In official communication 100-237890 of December 14, 2020, the Superintendency of Companies changed its doctrinal position regarding the possibility of contributing crypto assets to a company and marketing them according to its corporate purpose. The Superintendency based its decision on a pronouncement from the International Accounting Standards Board, in which it considered that cryptocurrencies are contained in the current norms that govern international accounting standards.
The ISBD (for its acronym in English), affirmed that cryptocurrencies can be categorized as intangible assets, “identifiable assets, of a non-monetary nature and without physical appearance”, in accordance with rule IAS 38. They affirmed the above when verifying that the Cryptocurrencies can be separated from the holder and sold or transferred individually and do not grant the holder a right to receive a fixed or determinable number of monetary units.
As they have been classified as “intangible assets”, they can be considered as inventories “when they are held for sale in the ordinary course of business” (IAS 2). When IAS 2 rule is not applicable, because the company has crypto assets as assets on its balance sheet, but these are not part of the company's inventories, the provisions of IAS 38 rule will apply.
In official communication 100-237890 of December 14, 2020 , the Superintendency of Companies changed its doctrinal position regarding the possibility of contributing crypto assets to a company and marketing them according to its corporate purpose. The Superintendency based its decision on a pronouncement from the International Accounting Standards Board , in which it considered that cryptocurrencies are contained in the current norms that govern international accounting standards.

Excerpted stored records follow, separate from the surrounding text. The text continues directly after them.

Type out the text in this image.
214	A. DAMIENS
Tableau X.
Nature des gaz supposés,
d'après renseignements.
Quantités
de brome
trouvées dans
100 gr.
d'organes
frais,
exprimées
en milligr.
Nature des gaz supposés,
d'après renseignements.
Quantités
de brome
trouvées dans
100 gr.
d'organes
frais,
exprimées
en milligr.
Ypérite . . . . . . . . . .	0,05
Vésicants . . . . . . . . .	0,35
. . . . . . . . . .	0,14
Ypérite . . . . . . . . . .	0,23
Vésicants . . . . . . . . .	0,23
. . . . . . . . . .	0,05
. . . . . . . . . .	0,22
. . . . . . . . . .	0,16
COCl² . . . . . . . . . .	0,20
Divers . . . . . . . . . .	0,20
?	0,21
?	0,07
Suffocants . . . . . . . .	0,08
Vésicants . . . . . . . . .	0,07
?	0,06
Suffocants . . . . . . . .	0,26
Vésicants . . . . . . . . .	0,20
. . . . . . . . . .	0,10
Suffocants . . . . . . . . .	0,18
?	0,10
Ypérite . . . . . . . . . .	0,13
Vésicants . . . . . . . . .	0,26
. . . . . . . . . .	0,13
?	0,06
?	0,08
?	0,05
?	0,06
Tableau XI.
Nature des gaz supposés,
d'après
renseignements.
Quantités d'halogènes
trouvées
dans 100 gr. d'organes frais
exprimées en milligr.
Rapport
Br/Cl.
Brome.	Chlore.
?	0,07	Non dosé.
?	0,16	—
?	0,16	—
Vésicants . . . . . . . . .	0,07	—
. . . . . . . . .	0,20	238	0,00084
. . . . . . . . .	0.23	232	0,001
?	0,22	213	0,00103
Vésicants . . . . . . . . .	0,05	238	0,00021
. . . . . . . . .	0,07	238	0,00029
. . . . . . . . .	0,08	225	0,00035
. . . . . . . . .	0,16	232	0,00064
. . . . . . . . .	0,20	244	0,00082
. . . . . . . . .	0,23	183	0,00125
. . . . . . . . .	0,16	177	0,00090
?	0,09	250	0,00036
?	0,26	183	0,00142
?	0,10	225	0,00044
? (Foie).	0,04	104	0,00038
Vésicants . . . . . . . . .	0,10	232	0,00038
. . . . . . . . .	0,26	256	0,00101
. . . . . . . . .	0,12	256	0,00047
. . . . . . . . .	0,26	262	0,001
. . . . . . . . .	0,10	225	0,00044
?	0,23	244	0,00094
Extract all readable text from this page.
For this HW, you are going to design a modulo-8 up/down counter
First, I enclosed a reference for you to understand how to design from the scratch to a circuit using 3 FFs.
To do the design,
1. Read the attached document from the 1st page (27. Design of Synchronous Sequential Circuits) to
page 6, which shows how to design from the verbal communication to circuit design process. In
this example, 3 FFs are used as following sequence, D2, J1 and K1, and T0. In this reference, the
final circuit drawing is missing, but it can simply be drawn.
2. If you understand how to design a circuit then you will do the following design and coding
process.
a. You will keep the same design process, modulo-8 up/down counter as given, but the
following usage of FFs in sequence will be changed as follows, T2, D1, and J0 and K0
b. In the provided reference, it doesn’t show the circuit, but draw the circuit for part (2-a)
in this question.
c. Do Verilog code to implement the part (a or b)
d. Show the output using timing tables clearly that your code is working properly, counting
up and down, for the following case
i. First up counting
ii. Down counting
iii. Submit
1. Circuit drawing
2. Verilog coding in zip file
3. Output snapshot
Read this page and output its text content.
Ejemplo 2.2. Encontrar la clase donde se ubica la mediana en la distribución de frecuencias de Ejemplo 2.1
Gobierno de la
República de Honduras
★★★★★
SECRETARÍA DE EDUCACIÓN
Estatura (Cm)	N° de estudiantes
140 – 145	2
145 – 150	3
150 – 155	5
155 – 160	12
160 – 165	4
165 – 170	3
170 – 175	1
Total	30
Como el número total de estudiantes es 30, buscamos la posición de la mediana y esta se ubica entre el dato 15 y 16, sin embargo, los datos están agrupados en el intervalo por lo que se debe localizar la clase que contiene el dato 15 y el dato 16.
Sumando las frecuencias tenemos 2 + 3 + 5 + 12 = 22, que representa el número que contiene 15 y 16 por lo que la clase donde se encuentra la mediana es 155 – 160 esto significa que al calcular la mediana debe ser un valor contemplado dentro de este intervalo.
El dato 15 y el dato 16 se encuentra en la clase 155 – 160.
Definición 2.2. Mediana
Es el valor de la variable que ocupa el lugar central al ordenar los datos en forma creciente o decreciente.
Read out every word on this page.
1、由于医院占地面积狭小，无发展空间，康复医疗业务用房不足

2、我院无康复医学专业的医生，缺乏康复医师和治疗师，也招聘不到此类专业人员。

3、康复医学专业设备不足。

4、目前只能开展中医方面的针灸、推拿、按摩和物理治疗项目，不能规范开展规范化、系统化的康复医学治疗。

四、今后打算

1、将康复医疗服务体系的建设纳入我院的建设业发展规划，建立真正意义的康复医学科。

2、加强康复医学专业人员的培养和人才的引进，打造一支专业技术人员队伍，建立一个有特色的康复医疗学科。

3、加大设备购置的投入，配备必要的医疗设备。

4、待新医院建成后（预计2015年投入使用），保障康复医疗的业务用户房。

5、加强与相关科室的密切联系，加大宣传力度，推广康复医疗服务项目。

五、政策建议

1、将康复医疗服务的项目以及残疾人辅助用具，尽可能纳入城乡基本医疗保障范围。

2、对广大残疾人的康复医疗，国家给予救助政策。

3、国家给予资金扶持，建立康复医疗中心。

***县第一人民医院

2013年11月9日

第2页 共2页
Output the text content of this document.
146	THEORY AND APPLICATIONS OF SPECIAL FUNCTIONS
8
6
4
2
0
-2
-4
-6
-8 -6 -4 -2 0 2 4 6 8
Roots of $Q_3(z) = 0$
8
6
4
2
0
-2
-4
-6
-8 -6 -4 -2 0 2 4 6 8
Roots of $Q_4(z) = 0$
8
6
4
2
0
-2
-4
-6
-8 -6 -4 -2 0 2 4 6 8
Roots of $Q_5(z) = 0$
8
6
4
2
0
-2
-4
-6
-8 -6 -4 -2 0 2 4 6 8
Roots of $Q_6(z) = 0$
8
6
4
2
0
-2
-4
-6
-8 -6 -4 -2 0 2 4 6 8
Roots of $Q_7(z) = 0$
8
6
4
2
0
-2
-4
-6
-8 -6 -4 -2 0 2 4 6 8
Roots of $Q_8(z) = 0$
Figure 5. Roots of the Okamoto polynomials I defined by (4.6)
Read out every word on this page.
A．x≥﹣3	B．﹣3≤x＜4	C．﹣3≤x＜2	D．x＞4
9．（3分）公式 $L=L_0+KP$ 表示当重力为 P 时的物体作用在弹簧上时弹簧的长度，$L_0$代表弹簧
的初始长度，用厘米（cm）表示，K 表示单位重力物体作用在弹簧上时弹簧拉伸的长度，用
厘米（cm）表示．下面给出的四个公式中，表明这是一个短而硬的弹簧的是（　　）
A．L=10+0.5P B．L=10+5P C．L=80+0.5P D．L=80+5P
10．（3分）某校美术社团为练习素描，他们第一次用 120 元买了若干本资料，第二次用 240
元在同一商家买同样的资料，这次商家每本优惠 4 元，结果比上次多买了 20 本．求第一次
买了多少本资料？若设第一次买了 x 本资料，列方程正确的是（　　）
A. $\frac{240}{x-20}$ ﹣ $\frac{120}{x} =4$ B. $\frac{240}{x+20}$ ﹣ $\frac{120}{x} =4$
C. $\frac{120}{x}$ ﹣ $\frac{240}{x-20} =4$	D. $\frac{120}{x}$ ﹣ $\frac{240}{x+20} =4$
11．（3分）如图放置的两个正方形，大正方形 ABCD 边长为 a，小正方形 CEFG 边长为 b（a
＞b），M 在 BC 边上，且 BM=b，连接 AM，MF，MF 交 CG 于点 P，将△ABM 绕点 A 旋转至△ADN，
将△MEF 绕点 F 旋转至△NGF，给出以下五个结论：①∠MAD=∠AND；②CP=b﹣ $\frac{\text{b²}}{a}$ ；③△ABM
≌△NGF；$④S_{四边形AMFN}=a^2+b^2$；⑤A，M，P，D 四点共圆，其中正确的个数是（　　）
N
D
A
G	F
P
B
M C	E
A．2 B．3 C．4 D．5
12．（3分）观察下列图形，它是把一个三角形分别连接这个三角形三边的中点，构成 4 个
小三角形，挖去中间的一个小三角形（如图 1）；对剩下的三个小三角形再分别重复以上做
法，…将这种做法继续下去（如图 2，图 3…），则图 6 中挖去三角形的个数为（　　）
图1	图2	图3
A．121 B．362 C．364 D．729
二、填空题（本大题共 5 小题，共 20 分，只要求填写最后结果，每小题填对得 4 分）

The ISBD (for its acronym in English), affirmed that cryptocurrencies can be categorized as intangible assets, “identifiable assets, of a non-monetary nature and without physical appearance”, in accordance with rule IAS 38. They affirmed the above when verifying that the Cryptocurrencies can be separated from the holder and sold or transferred individually and do not grant the holder a right to receive a fixed or determinable number of monetary units.
As they have been classified as “intangible assets”, they can be considered as inventories “when they are held for sale in the ordinary course of business” (IAS 2). When IAS 2 rule is not applicable, because the company has crypto assets as assets on its balance sheet, but these are not part of the company's inventories, the provisions of IAS 38 rule will apply.
The Superintendency accepted the conclusions of the ISBD and thus formulated what it called "the doctrinal change." However, it subjected the validity of giving crypto assets as a contribution to the capital stock of a company or of trading with them to the following conditions:
- [That crypto assets] meet the criteria for recognition of inventories or as intangible, in accordance with current regulations on the matter, making a broad disclosure of the economic fact, as set forth in the legal provisions;
- [That] the legal norms that regulate the contribution in kind (articles 122 and following of the Commercial Code and other applicable norms) be fully complied with;
- [That] the associates approve the appraisal thereof, at which point they are jointly liable for the value they have attributed.
This pronouncement represents a complete change of position on the issue of crypto assets. Not long ago, in official letter 220-196196 of September 30, 2020, the same Superintendency had stated that it was not possible to give crypto assets or cryptocurrencies as a contribution to a company because "their legal use is not allowed in Colombia," ruling out outright, even without saying it, the possibility of creating societies around them. It should be noted that this statement is not true. On the contrary, what has been tried to do in Congress on two occasions [1]It is to regulate them, so that their buyers and investors can be protected in some way. The Superintendency, at that time, justified the prohibition based on the warnings made by the different authorities that have ruled on the matter.
This argument, weak at all, seems to have not had much reception within the Superintendency and was quickly replaced by one that puts the country at the forefront of the issue. Colombia opens the doors, in this way, to possible investments in crypto assets on a large scale. Despite this, it goes without saying that the risks that this implies are not minor. It will be the shareholders, making use of their discernment and entrepreneurial ability, who must evaluate the possible benefits and financial risks involved in accepting, in their society, the contribution of an asset as volatile and unstable as cryptocurrencies are. Even more criteria must have those entrepreneurs who decide to negotiate directly with crypto assets.
The Superintendency ends the office of December 14 by remembering that crypto assets (i) are not legal tender; (ii) they cannot be considered currencies since they do not have the backing of any central bank; (iii) they are not money for legal purposes; and, (iv) they do not constitute a value under the terms of Law 964 of 2005. Additionally, it remembers that the issuance of crypto assets may constitute illegal captures of money from the public and that there is the possibility of fraud or failure in their issuance and transfer which may imply the loss of money represented in their respective units since transactions with these are not reversible.
It is important to highlight that those who carry out operations with any type of cryptoactive, must be aware of the risks they are assuming. They will have to respond, at their own risk, for possible failures in electronic systems, for frauds they may suffer, or for illegal activities in which they may be involved when operating with them.
[1] Draft Law 028 of 2018 and Draft Law 268 of 2019.